Si les Juifs avaient simplement développé les principes de liberté,
d'égalité et de solidarité de Moïse, en les opposant
au principe de fatalisme, d'esclavage et de privilèges, ils auraient vite
retrouvé leur raison d'être. Les eût-on brûlés
comme on l'a fait, ils auraient laissé des traces divines. En tout cas,
ils auraient fait leur devoir. Qu'avaient-ils à craindre ? Pouvaient-ils
être plus malheureux qu'ils l'étaient ? Jamais on ne reprochera aux
Juifs de n'avoir pas su mourir pour leur Dieu et pour ce qu'ils croyaient être
la vérité. Dix-huit siècles de martyres se lèveraient
et répondraient. Ce n'est donc point le courage qui a manqué. La
vérité est que dans l'obscurité universelle, peu d'esprits
ont été éclairés par la lumière de l'Ecriture.
Le nombre de savants juifs qui ont pénétré le génie
de Moïse est extrêmement rare. Ils auraient bravé les foudres
de l'inquisition, mais ils n'ont pas osé rompre en visière aux rabbins,
leurs maîtres, qui d'ailleurs auraient fait office d'inquisiteurs si on
leur avait laissé le pouvoir. Témoin Spinoza, qui certes eût
été exterminé par la synagogue, si elle avait eu un bourreau
à sa disposition (
Ibid., p. 243).
Le Talmud n'est pas comme la loi de Moïse un système logique, conséquent,
égal dans toutes ses parties ; il n'est pas non plus la parole d'un rabbin,
ni l'exposé d'une doctrine philosophique d'un penseur ou d'une époque
: c'est un commentaire collectif, c'est un corps de débats spirituels,
non seulement sur toute la loi de Moïse, mais sur le code entier de l'humanité
passée, présente et future. Théologie, philosophie, jurisprudence,
médecine, morale, vie pratique, le Talmud aborde tout, discute tout et
émet sur toute une série d'opinions et d'avis contradictoires
(…)
Rien de divin ni d'humain ne lui est étranger.

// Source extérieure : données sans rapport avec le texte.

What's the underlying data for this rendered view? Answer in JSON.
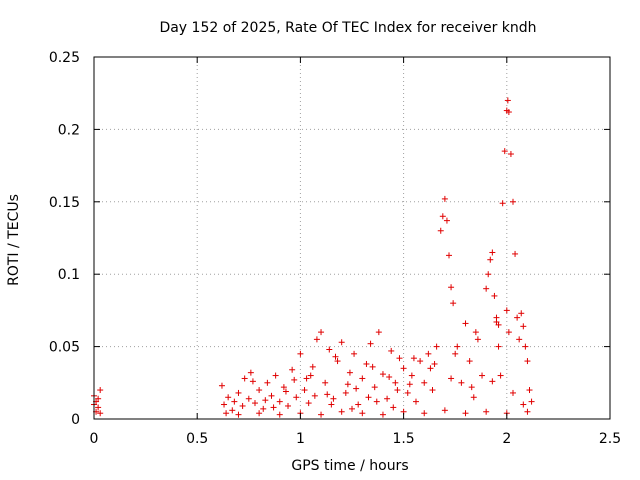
{
  "chart_data": {
    "type": "scatter",
    "title": "Day 152 of 2025, Rate Of TEC Index for receiver kndh",
    "xlabel": "GPS time / hours",
    "ylabel": "ROTI / TECUs",
    "xlim": [
      0,
      2.5
    ],
    "ylim": [
      0,
      0.25
    ],
    "xticks": [
      "0",
      "0.5",
      "1",
      "1.5",
      "2",
      "2.5"
    ],
    "yticks": [
      "0",
      "0.05",
      "0.1",
      "0.15",
      "0.2",
      "0.25"
    ],
    "grid": true,
    "marker": "plus",
    "color": "#e00000",
    "points": [
      [
        0.0,
        0.016
      ],
      [
        0.01,
        0.012
      ],
      [
        0.02,
        0.008
      ],
      [
        0.01,
        0.005
      ],
      [
        0.03,
        0.02
      ],
      [
        0.02,
        0.014
      ],
      [
        0.0,
        0.01
      ],
      [
        0.03,
        0.004
      ],
      [
        0.62,
        0.023
      ],
      [
        0.63,
        0.01
      ],
      [
        0.65,
        0.015
      ],
      [
        0.67,
        0.006
      ],
      [
        0.68,
        0.012
      ],
      [
        0.7,
        0.018
      ],
      [
        0.72,
        0.009
      ],
      [
        0.73,
        0.028
      ],
      [
        0.75,
        0.014
      ],
      [
        0.76,
        0.032
      ],
      [
        0.78,
        0.011
      ],
      [
        0.8,
        0.02
      ],
      [
        0.82,
        0.007
      ],
      [
        0.84,
        0.025
      ],
      [
        0.86,
        0.016
      ],
      [
        0.88,
        0.03
      ],
      [
        0.9,
        0.012
      ],
      [
        0.92,
        0.022
      ],
      [
        0.94,
        0.009
      ],
      [
        0.96,
        0.034
      ],
      [
        0.98,
        0.015
      ],
      [
        1.0,
        0.045
      ],
      [
        1.02,
        0.02
      ],
      [
        1.04,
        0.011
      ],
      [
        1.06,
        0.036
      ],
      [
        1.08,
        0.055
      ],
      [
        1.1,
        0.06
      ],
      [
        1.12,
        0.025
      ],
      [
        1.14,
        0.048
      ],
      [
        1.16,
        0.014
      ],
      [
        1.18,
        0.04
      ],
      [
        1.2,
        0.053
      ],
      [
        1.22,
        0.018
      ],
      [
        1.24,
        0.032
      ],
      [
        1.26,
        0.045
      ],
      [
        1.28,
        0.01
      ],
      [
        1.3,
        0.028
      ],
      [
        1.32,
        0.038
      ],
      [
        1.34,
        0.052
      ],
      [
        1.36,
        0.022
      ],
      [
        1.38,
        0.06
      ],
      [
        1.4,
        0.031
      ],
      [
        1.42,
        0.014
      ],
      [
        1.44,
        0.047
      ],
      [
        1.46,
        0.025
      ],
      [
        1.48,
        0.042
      ],
      [
        1.5,
        0.035
      ],
      [
        1.52,
        0.018
      ],
      [
        1.54,
        0.03
      ],
      [
        1.56,
        0.012
      ],
      [
        1.58,
        0.04
      ],
      [
        1.6,
        0.025
      ],
      [
        1.62,
        0.045
      ],
      [
        1.64,
        0.02
      ],
      [
        1.66,
        0.05
      ],
      [
        1.68,
        0.13
      ],
      [
        1.69,
        0.14
      ],
      [
        1.7,
        0.152
      ],
      [
        1.71,
        0.137
      ],
      [
        1.72,
        0.113
      ],
      [
        1.73,
        0.091
      ],
      [
        1.74,
        0.08
      ],
      [
        1.76,
        0.05
      ],
      [
        1.78,
        0.025
      ],
      [
        1.8,
        0.066
      ],
      [
        1.82,
        0.04
      ],
      [
        1.84,
        0.015
      ],
      [
        1.86,
        0.055
      ],
      [
        1.88,
        0.03
      ],
      [
        1.9,
        0.09
      ],
      [
        1.91,
        0.1
      ],
      [
        1.92,
        0.11
      ],
      [
        1.93,
        0.115
      ],
      [
        1.94,
        0.085
      ],
      [
        1.95,
        0.067
      ],
      [
        1.96,
        0.05
      ],
      [
        1.97,
        0.03
      ],
      [
        1.98,
        0.149
      ],
      [
        1.99,
        0.185
      ],
      [
        2.0,
        0.213
      ],
      [
        2.005,
        0.22
      ],
      [
        2.01,
        0.212
      ],
      [
        2.02,
        0.183
      ],
      [
        2.03,
        0.15
      ],
      [
        2.04,
        0.114
      ],
      [
        2.05,
        0.07
      ],
      [
        2.06,
        0.055
      ],
      [
        2.07,
        0.073
      ],
      [
        2.08,
        0.064
      ],
      [
        2.09,
        0.05
      ],
      [
        2.1,
        0.04
      ],
      [
        2.11,
        0.02
      ],
      [
        2.12,
        0.012
      ],
      [
        2.0,
        0.075
      ],
      [
        2.01,
        0.06
      ],
      [
        1.96,
        0.065
      ],
      [
        0.64,
        0.004
      ],
      [
        0.7,
        0.003
      ],
      [
        0.8,
        0.004
      ],
      [
        0.9,
        0.003
      ],
      [
        1.0,
        0.004
      ],
      [
        1.1,
        0.003
      ],
      [
        1.2,
        0.005
      ],
      [
        1.3,
        0.004
      ],
      [
        1.4,
        0.003
      ],
      [
        1.5,
        0.005
      ],
      [
        1.6,
        0.004
      ],
      [
        1.7,
        0.006
      ],
      [
        1.8,
        0.004
      ],
      [
        1.9,
        0.005
      ],
      [
        2.0,
        0.004
      ],
      [
        2.1,
        0.005
      ],
      [
        0.77,
        0.026
      ],
      [
        0.83,
        0.013
      ],
      [
        0.93,
        0.019
      ],
      [
        1.03,
        0.028
      ],
      [
        1.13,
        0.017
      ],
      [
        1.23,
        0.024
      ],
      [
        1.33,
        0.015
      ],
      [
        1.43,
        0.029
      ],
      [
        1.53,
        0.024
      ],
      [
        1.63,
        0.035
      ],
      [
        1.73,
        0.028
      ],
      [
        1.83,
        0.022
      ],
      [
        1.93,
        0.026
      ],
      [
        2.03,
        0.018
      ],
      [
        2.08,
        0.01
      ],
      [
        1.45,
        0.008
      ],
      [
        1.55,
        0.042
      ],
      [
        1.65,
        0.038
      ],
      [
        1.75,
        0.045
      ],
      [
        1.85,
        0.06
      ],
      [
        1.95,
        0.07
      ],
      [
        1.05,
        0.03
      ],
      [
        1.15,
        0.01
      ],
      [
        1.25,
        0.007
      ],
      [
        1.35,
        0.036
      ],
      [
        0.87,
        0.008
      ],
      [
        0.97,
        0.027
      ],
      [
        1.07,
        0.016
      ],
      [
        1.17,
        0.043
      ],
      [
        1.27,
        0.021
      ],
      [
        1.37,
        0.012
      ],
      [
        1.47,
        0.02
      ]
    ]
  }
}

Et tout est traité
par lui fortuitement, incidentellement. C'est une causerie perpétuelle,
irrégulière, déclamatoire, disputatoire, procédant
par sauts et par bonds, commençant par la nature de Jéhovah et
finissant parfois par la coquetterie de la femme, si tant est qu'il finisse,
car jamais le Talmud ne conclut (…) Le Talmud est un livre unique dans
l'esprit humain. Il y représente la démocratie la plus radicale,
voire la plus anarchique. C'est une navette continuelle marchant toujours et
ne s'arrêtant jamais. C'est le pour et le contre, le blanc et le noir,
le oui et le non de chaque chose et sur chaque chose. C'est en un mot, le résumé
désordonné, espèce de sténographie des débats
religieux, judiciaires, théologiques et théosophiques des écoles
juives de Jérusalem, de Babel, de tous les endroits où s'assemblaient
les rabbins, docteurs de la loi de Moïse (Ibid., p. 149-50).